The Dangers of ETF Investing
By Rob Fannon, editor, Phase I Investor
December 8, 2006
It’s often called the knowledge hurdle.
The monthly research trips. The years of intensive study required. The industry contacts you’ve got to have in the Rolodex. The ability to value new drugs…
The knowledge hurdle is what makes biotech investing an incredibly difficult – and usually costly – activity. Unless you’re able to climb over it, you’re bound to lose money in biotechnology. It also makes this type of investing incredibly profitable if you have the time and budget to get it right.
As I told Phase 1 readers last month, our average biotech stock is up 70% this year… and Big Pharma’s takeover binge has helped send valuations in this sector to historical highs. Merck’s buyout – at a 100% premium – of one of our portfolio stocks, Sirna Therapeutics (RNAI), is the latest sign that now is a great time to be a biotech investor.
So how did one of the major biotech ETFs manage to lose money this year?
Most people think that ETFs conveniently eliminate the hardest part of investing.

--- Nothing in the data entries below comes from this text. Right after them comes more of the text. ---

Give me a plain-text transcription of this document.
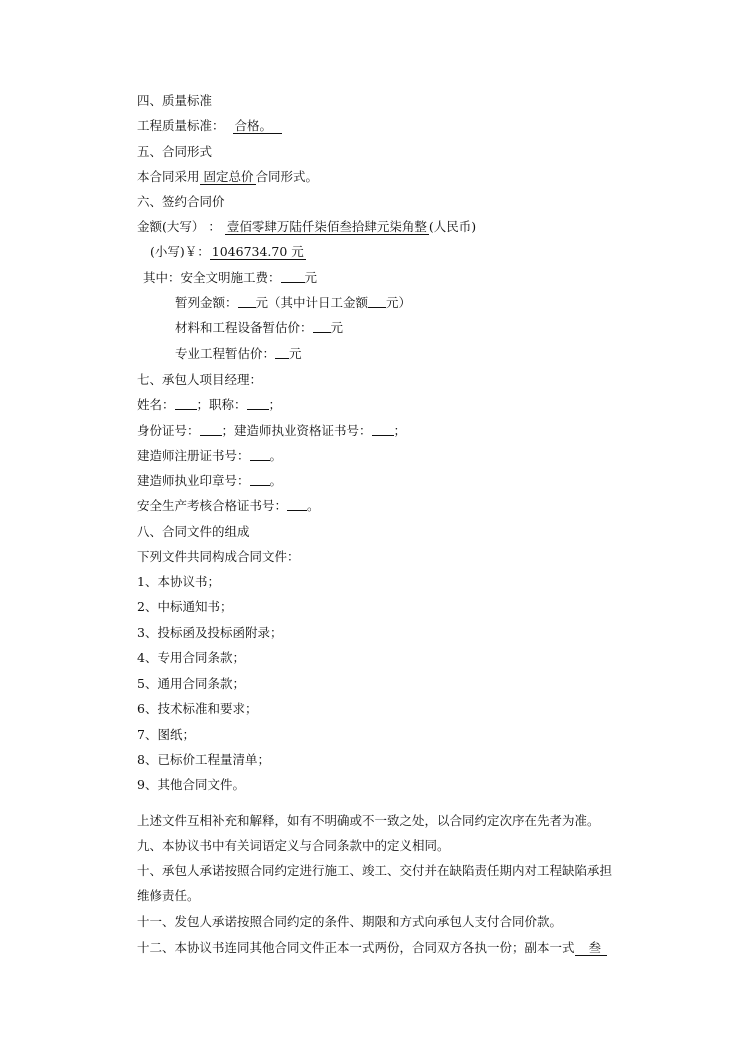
四、质量标准
工程质量标准： 合格。
五、合同形式
本合同采用 固定总价 合同形式。
六、签约合同价
金额(大写） ： 壹佰零肆万陆仟柒佰叁拾肆元柒角整 (人民币)
(小写)￥： 1046734.70 元
其中：安全文明施工费： 元
暂列金额： 元（其中计日工金额 元）
材料和工程设备暂估价： 元
专业工程暂估价： 元
七、承包人项目经理：
姓名： ；职称： ；
身份证号： ；建造师执业资格证书号： ；
建造师注册证书号： 。
建造师执业印章号： 。
安全生产考核合格证书号： 。
八、合同文件的组成
下列文件共同构成合同文件：
1、本协议书；
2、中标通知书；
3、投标函及投标函附录；
4、专用合同条款；
5、通用合同条款；
6、技术标准和要求；
7、图纸；
8、已标价工程量清单；
9、其他合同文件。
上述文件互相补充和解释，如有不明确或不一致之处，以合同约定次序在先者为准。
九、本协议书中有关词语定义与合同条款中的定义相同。
十、承包人承诺按照合同约定进行施工、竣工、交付并在缺陷责任期内对工程缺陷承担
维修责任。
十一、发包人承诺按照合同约定的条件、期限和方式向承包人支付合同价款。
十二、本协议书连同其他合同文件正本一式两份，合同双方各执一份；副本一式 叁
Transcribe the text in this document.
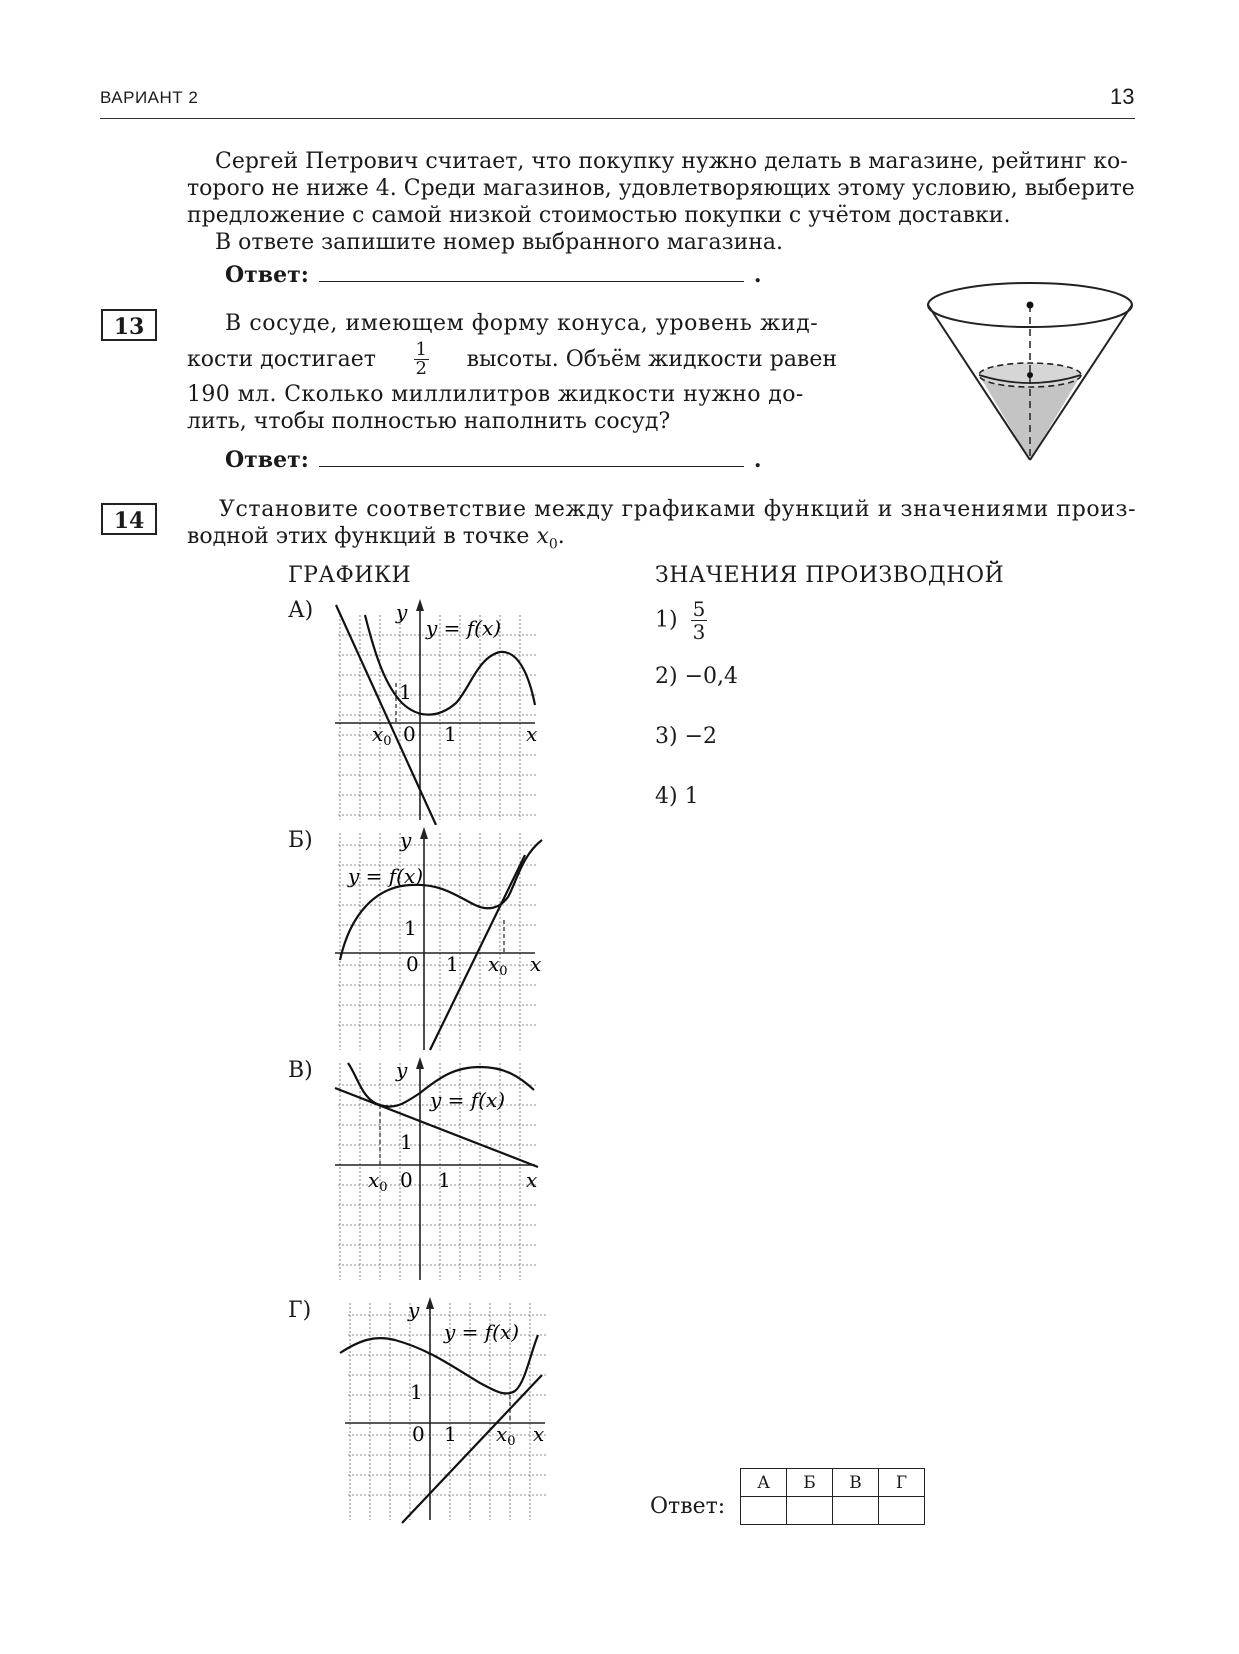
ВАРИАНТ 2	13
Сергей Петрович считает, что покупку нужно делать в магазине, рейтинг ко-
торого не ниже 4. Среди магазинов, удовлетворяющих этому условию, выберите
предложение с самой низкой стоимостью покупки с учётом доставки.
В ответе запишите номер выбранного магазина.
Ответ:	.
13	В сосуде, имеющем форму конуса, уровень жид-
кости достигает $\frac{1}{2}$ высоты. Объём жидкости равен
190 мл. Сколько миллилитров жидкости нужно до-
лить, чтобы полностью наполнить сосуд?
Ответ:	.
14	Установите соответствие между графиками функций и значениями произ-
водной этих функций в точке $x_0$.
ГРАФИКИ	ЗНАЧЕНИЯ ПРОИЗВОДНОЙ
А)
Б)
В)
Г)
y
y = f(x)
1
$x_0$ 0 1	x
y
y = f(x)
1
0 1 $x_0$ x
y
y = f(x)
1
$x_0$ 0 1	x
y
y = f(x)
1
0 1 $x_0$ x
$1) \frac{5}{3}$
2) −0,4
3) −2
4) 1
Ответ:
А	Б	В	Г
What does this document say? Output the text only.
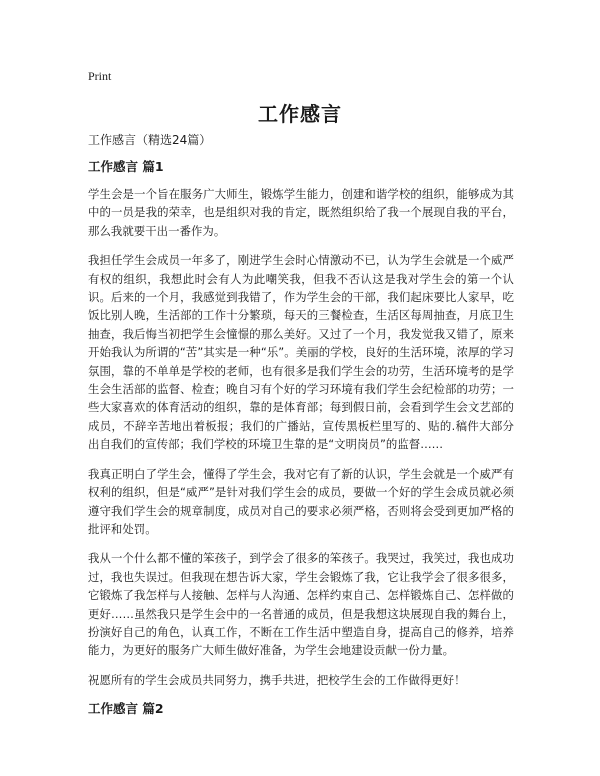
Print
工作感言

工作感言（精选24篇）

工作感言 篇1

学生会是一个旨在服务广大师生，锻炼学生能力，创建和谐学校的组织，能够成为其中的一员是我的荣幸，也是组织对我的肯定，既然组织给了我一个展现自我的平台，那么我就要干出一番作为。

我担任学生会成员一年多了，刚进学生会时心情激动不已，认为学生会就是一个威严有权的组织，我想此时会有人为此嘲笑我，但我不否认这是我对学生会的第一个认识。后来的一个月，我感觉到我错了，作为学生会的干部，我们起床要比人家早，吃饭比别人晚，生活部的工作十分繁琐，每天的三餐检查，生活区每周抽查，月底卫生抽查，我后悔当初把学生会憧憬的那么美好。又过了一个月，我发觉我又错了，原来开始我认为所谓的“苦”其实是一种“乐”。美丽的学校，良好的生活环境，浓厚的学习氛围，靠的不单单是学校的老师，也有很多是我们学生会的功劳，生活环境考的是学生会生活部的监督、检查；晚自习有个好的学习环境有我们学生会纪检部的功劳；一些大家喜欢的体育活动的组织，靠的是体育部；每到假日前，会看到学生会文艺部的成员，不辞辛苦地出着板报；我们的广播站，宣传黑板栏里写的、贴的.稿件大部分出自我们的宣传部；我们学校的环境卫生靠的是“文明岗员”的监督……

我真正明白了学生会，懂得了学生会，我对它有了新的认识，学生会就是一个威严有权利的组织，但是“威严”是针对我们学生会的成员，要做一个好的学生会成员就必须遵守我们学生会的规章制度，成员对自己的要求必须严格，否则将会受到更加严格的批评和处罚。

我从一个什么都不懂的笨孩子，到学会了很多的笨孩子。我哭过，我笑过，我也成功过，我也失误过。但我现在想告诉大家，学生会锻炼了我，它让我学会了很多很多，它锻炼了我怎样与人接触、怎样与人沟通、怎样约束自己、怎样锻炼自己、怎样做的更好……虽然我只是学生会中的一名普通的成员，但是我想这块展现自我的舞台上，扮演好自己的角色，认真工作，不断在工作生活中塑造自身，提高自己的修养，培养能力，为更好的服务广大师生做好准备，为学生会地建设贡献一份力量。

祝愿所有的学生会成员共同努力，携手共进，把校学生会的工作做得更好！

工作感言 篇2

There’s no longer a need to delve into thousands of individual stocks in search of the big winner. Simply buy ETFs from the hottest sectors and leave it alone. That’s not the case with the Merrill Lynch Biotech ETF (BBH). The Merrill Lynch ETF is actually down 7% on the year.
Why? Just two companies lock up a full 63% of the ETF, hardly representative of the supposed “basket of companies” that ETFs claim to represent.
Amgen (AMGN) and Genentech (DNA) make up 25% and 38% of the Merrill Lynch ETF, respectively. These two companies attract the dumb money when the sector gets hot.
The problem is, Amgen and Genentech no longer represent the typical innovative player in the biotech sector. With market caps over $80 billion, each is more like a Big Pharma behemoth than a biotech company. And, just like most big drug companies, they’re overvalued and overfollowed.
If you insist on owning an ETF in this field, you’d do better to find equally weighted ETFs, such as the PowerShares Biotech and Genome ETF (PBE).
But the best way to invest in the sector is to follow the Phase 1 strategy and buy individual companies with the highest risk/reward ratios. This is the same cherry-picking strategy that Big Pharma employs when snatching up smaller companies to fill thinning pipelines. The big drug companies have been on an acquisition tear recently, which will continue. Here’s one reason why:
This past weekend, the drug industry lost one of the most promising drugs in development due to safety problems. Pfizer (PFE) was forced to abandon the new heart drug it was developing to replace Lipitor, the top-selling drug in the world, as it comes off patent in a few years.
Pfizer has to swallow the fact that the $800 million it invested in the drug will go for naught, not to mention the $21 billion of lost market cap.
Quite simply, Big Pharma’s loss works to biotech’s gain. Major biotech indices climbed on news of Pfizer’s setback. Expect sector valuations to continue to improve across 2007 and beyond.
The big drug companies will keep on the massive buyout hunt, which took off in the second half of this year. As I mentioned, this rush to fill up pipelines has helped us make an average of 70% this year. I believe it’s just the beginning of a multiyear trend.
Just don’t count on making the most of it with an ETF.